Imagine a place like H. G. Wells' (I think it was Wells) Valley of the Blind, where for generations everyone is born profoundly blind. In such an isolated, profoundly blind community, how could questions ever arise as to whether such a thing as "sight" is possible? How could the proposition, "Sight is an impossibility" have any meaning to such people?

To say that direct perception of representations is possible, just not direct perception of the referents of the representations, only compounds the difficulties.

 
At 6/06/2008 09:30:00 AM , Blogger Doctor Logic said...

Darek,

I don't follow your claim. It seems that your argument would mean we are always blind to any possibility we have yet to experience.

How about teleportation. It has never happened so far as we know. And yet I can easily imagine what experiences I would take as evidence for teleportation.

Similarly, if everyone were blind, I could easily imagine what experiences would cause me to believe in sight. I would have foreknowledge of my tactile environment without moving or touching things. I may not know what it feels like to have that ability, but that's a different story, isn't it?

 
At 6/06/2008 12:07:00 PM , Blogger Blue Devil Knight said...

DL: you raise interesting points to undermine his distance analogy. I think that, if someone were to really dig deep and think it through, you might be right. On the surface, though, it seems a clever way for him to make his point.

 
At 6/06/2008 12:09:00 PM , Blogger Darek Barefoot said...

DL

We can rearrange perceptions into unrealistic arrangements. But this process only proceeds so far. When we get down to basic categories of perception, it's different.

I use the example of a unicorn. We can imagine a unicorn, but only because it can be broken down into conceptual pieces that are grounded in reality. Horses are real and horns are real, it's just the conjunction of them that is not.

I believe that perception of objects may well have fundamental status.

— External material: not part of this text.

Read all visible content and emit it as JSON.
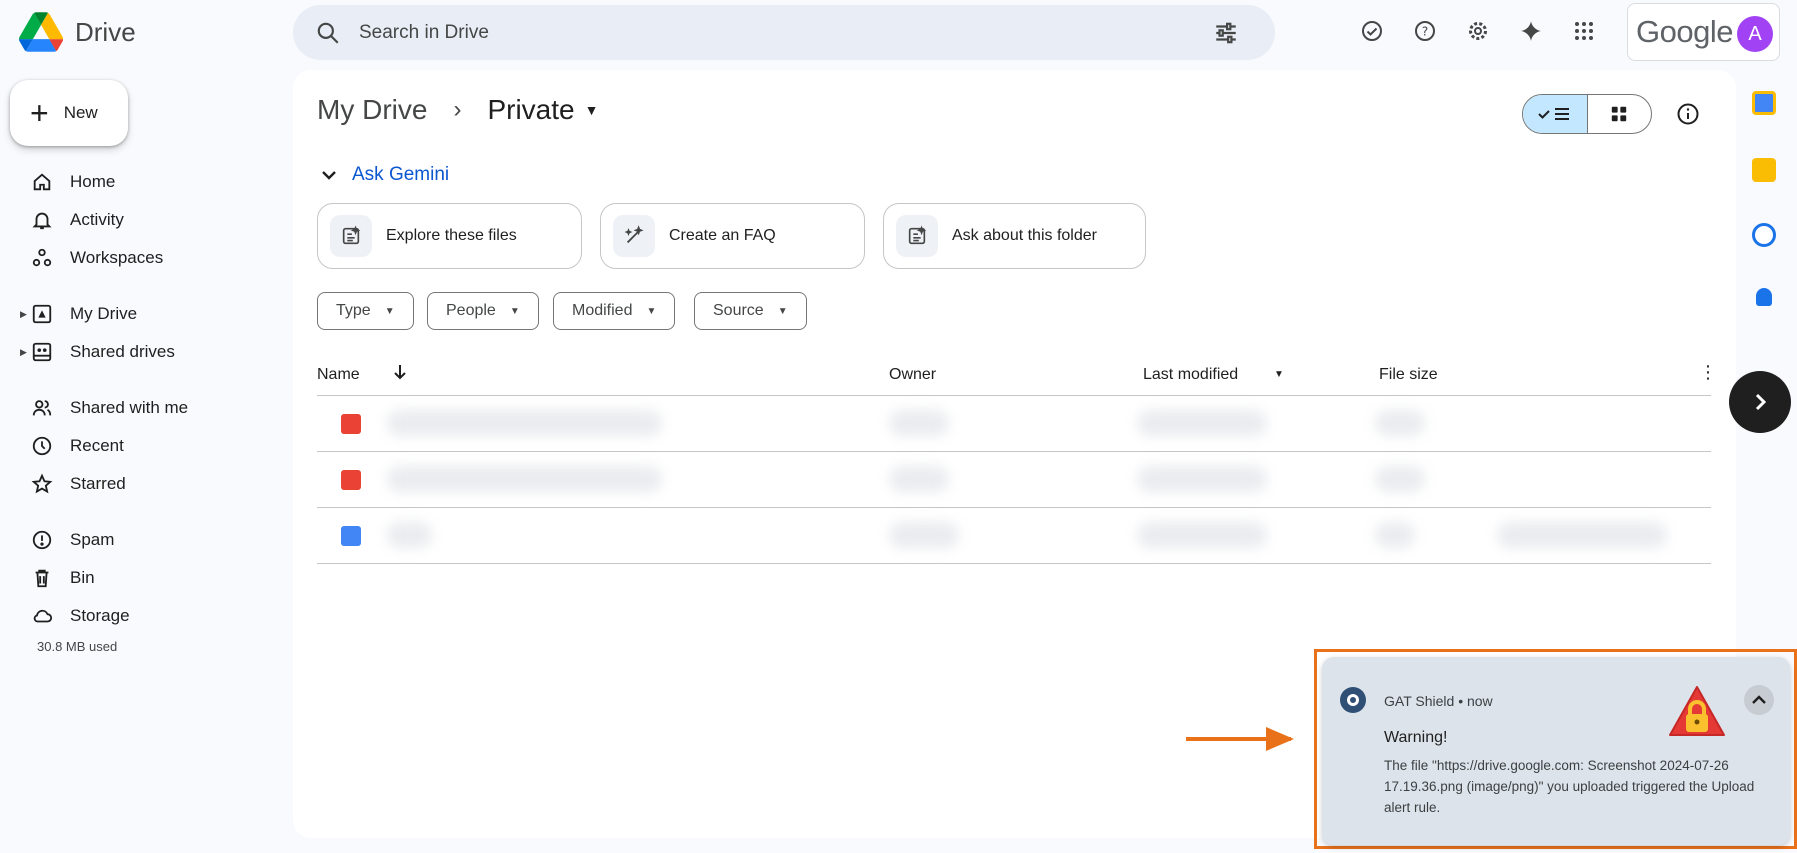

>>Similarly, if everyone were blind, I could easily imagine what experiences would cause me to believe in sight.<<

"Sight" as defined how? Detecting objects at a distance? You would think of hearing, and then picture "sight" as something sort of like hearing--only not exactly like it. Since you could not easily imagine sight itself, I doubt you could easily imagine what would make you believe in it.

You could imagine coming to believe in something like hearing only different in a crucial respect, but unless someone informed you about such a thing you probably wouldn't even get that far.

>>I may not know what it feels like to have that ability, but that's a different story, isn't it?<<

But in the context of our current discussion, we think we DO know what it feels like to perceive objects--as opposed to mere representations of objects. How can we know the "what it feels like" part without the ability??